Each label id should be a single word that encodes into a single token. This allows to boost the label using logit-bias and improve the reliability of the classification.

other label

A other label can be automatically added to the list of label to give an escape route for the LLM when it is not able to classify the text.

const res = await classify(
"...",
{ ... },
{ other: true }
)

Explanations

By default, the classification prompt is tuned to return a token (maxToken: 1) as the label. You can enable emitting a justification before returning the label.

const res = await classify(
"...",
{ ... },
{ explanation: true }
)

Model and other options

The classify function uses the classify model alias by default. You can modify this alias or specify another model in the options.

const res = await classify("...", {
model: "large",
})

The options are passed internally to the inline prompt and can be used to modify the behavior of the LLM.

Assessing classification quality

GenAIScript returns the logprob (and entropy) of the classification label. You can use this value to assess the quality of the labelling.

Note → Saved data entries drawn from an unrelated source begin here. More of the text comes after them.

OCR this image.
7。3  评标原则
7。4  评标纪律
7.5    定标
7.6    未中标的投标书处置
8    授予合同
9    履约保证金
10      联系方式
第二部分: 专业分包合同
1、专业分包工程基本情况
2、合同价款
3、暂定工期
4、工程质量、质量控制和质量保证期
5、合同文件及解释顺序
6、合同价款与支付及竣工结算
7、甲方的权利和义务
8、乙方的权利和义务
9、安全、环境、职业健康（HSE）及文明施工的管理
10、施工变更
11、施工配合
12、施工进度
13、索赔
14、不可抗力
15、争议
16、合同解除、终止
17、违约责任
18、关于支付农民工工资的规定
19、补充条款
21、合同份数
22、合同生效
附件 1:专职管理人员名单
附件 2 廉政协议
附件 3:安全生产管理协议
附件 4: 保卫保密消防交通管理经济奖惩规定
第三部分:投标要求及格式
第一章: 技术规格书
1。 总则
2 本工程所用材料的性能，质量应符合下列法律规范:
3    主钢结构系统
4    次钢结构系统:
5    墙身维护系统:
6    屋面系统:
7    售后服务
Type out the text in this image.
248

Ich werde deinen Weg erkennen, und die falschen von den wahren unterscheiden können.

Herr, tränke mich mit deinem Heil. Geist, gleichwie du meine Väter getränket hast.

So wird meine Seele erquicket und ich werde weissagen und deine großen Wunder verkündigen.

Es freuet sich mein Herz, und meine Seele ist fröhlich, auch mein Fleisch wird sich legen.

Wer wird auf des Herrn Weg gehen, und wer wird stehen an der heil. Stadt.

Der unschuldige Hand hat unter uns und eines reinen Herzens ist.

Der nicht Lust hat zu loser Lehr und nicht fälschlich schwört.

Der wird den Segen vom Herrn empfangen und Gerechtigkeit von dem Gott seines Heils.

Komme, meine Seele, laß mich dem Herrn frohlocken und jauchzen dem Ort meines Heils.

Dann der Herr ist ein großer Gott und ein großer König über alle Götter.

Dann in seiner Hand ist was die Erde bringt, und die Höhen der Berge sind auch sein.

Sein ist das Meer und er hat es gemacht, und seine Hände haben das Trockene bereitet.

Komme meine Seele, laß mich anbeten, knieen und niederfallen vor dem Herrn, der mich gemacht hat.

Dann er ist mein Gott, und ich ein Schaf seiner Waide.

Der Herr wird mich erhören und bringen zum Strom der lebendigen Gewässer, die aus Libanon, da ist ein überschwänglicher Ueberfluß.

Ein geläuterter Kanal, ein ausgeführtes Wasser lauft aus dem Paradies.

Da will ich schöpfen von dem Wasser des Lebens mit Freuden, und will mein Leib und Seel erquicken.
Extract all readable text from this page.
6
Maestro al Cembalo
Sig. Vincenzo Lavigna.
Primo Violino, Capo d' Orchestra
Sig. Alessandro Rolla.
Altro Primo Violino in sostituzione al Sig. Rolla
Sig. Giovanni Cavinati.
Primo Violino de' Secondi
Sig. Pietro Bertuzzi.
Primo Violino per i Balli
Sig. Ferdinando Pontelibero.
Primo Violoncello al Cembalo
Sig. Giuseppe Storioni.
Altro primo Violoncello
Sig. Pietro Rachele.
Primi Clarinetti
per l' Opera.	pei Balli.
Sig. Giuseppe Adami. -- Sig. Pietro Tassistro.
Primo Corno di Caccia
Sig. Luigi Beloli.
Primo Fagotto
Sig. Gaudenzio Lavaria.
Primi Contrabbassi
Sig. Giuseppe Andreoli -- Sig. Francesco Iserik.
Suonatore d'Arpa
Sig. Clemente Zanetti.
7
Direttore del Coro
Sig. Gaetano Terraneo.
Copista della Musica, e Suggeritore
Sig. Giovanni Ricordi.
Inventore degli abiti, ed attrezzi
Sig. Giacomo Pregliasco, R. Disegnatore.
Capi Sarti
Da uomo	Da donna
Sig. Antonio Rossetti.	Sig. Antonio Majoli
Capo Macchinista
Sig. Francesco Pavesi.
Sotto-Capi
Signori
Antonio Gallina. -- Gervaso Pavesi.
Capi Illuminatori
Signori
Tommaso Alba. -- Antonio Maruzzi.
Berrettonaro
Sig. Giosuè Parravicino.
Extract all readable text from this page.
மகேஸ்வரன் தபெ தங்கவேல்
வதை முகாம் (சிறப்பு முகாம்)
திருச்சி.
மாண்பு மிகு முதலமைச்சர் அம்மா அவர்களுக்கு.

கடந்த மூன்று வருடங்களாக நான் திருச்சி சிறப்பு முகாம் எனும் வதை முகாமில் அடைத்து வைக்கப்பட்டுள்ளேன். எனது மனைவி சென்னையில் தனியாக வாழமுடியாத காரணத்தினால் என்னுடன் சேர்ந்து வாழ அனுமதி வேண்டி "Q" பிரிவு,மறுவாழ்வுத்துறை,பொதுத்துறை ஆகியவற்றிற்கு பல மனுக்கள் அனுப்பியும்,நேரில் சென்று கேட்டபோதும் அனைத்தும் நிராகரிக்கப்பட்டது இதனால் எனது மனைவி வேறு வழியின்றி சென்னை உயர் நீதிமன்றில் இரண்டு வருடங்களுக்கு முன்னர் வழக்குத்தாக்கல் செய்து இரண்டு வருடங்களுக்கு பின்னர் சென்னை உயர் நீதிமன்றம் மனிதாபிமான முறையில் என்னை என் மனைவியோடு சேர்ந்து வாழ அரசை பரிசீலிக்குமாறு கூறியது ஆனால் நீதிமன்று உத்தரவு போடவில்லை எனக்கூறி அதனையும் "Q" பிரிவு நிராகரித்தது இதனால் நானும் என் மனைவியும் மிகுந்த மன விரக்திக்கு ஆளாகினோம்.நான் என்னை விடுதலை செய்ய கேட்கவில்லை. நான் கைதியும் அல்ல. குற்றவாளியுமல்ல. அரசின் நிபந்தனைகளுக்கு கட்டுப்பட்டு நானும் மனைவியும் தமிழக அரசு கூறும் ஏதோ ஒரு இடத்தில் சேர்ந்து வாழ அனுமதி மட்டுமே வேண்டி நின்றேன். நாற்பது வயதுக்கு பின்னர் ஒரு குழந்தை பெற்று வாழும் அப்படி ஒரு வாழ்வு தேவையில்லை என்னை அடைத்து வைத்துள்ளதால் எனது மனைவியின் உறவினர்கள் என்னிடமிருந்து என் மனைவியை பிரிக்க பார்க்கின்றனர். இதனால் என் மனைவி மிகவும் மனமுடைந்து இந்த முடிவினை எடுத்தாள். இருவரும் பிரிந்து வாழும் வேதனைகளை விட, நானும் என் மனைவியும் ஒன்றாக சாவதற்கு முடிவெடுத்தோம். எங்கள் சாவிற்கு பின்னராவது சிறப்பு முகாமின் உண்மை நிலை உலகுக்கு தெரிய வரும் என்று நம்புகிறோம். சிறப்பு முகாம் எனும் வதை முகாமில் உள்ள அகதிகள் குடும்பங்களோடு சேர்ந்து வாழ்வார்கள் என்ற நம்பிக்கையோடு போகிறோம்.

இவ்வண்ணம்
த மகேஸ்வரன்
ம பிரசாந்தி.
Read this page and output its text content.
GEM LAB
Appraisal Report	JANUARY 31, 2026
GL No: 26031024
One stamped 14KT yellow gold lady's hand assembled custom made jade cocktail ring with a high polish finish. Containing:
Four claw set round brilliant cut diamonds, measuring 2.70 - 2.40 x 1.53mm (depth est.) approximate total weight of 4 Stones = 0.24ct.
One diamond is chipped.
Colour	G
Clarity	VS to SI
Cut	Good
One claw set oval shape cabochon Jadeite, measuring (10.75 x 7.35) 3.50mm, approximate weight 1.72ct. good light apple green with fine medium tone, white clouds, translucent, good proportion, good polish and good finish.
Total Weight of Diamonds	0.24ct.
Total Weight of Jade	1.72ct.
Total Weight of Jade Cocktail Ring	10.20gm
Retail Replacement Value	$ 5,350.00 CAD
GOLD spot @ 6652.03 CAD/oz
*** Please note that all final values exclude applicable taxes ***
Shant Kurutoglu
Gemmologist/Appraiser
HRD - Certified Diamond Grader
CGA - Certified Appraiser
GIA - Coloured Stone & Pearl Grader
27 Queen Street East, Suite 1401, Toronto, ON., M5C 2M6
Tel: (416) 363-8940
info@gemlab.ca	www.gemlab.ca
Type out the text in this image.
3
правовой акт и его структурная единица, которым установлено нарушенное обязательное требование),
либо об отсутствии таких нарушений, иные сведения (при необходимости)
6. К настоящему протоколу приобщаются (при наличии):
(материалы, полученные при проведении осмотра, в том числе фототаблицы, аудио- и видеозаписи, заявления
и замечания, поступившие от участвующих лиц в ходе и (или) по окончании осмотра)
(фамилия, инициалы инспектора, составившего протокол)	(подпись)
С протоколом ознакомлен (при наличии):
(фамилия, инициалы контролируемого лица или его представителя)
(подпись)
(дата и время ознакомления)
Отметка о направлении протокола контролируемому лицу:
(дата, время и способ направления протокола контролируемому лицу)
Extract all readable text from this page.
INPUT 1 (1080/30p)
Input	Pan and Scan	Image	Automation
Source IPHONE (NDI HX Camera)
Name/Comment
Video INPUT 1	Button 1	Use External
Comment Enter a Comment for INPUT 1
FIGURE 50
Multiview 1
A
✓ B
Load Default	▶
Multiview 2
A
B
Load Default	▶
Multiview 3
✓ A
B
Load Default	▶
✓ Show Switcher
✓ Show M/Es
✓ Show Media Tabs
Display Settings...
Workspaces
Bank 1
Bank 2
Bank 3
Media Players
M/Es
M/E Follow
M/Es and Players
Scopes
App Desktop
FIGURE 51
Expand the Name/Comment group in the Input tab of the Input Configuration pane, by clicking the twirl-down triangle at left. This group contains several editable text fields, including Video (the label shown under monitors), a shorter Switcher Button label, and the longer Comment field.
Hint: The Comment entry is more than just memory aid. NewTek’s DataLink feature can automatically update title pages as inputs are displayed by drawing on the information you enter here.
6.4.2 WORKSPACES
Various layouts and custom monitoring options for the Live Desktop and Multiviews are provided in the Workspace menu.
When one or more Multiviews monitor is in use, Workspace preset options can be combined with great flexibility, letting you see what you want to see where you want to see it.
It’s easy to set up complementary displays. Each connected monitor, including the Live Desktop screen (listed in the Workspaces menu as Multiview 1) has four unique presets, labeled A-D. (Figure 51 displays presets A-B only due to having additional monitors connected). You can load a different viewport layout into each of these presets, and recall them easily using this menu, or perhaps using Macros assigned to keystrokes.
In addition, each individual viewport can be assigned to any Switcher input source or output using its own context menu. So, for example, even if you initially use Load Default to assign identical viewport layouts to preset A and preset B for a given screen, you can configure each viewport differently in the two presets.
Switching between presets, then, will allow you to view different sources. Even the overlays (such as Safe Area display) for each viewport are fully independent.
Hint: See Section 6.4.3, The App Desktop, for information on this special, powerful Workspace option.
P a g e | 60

If the label has a high probability, it means it is probably a good quality classification. A lower probably may mean that the LLM hesitated or that other labels were considered as well.

const { label, probPercent } = await classify(...)
if (probPercent < 80) { // 80%
console.log(`classifier confused...`)
}

Configuration

You can disable logprobs by setting logprobs: false in the options. You can disable topLogprobs by setting topLogprobs: false in the options.

Acknowlegments

This function is inspired from the classification in Marvin.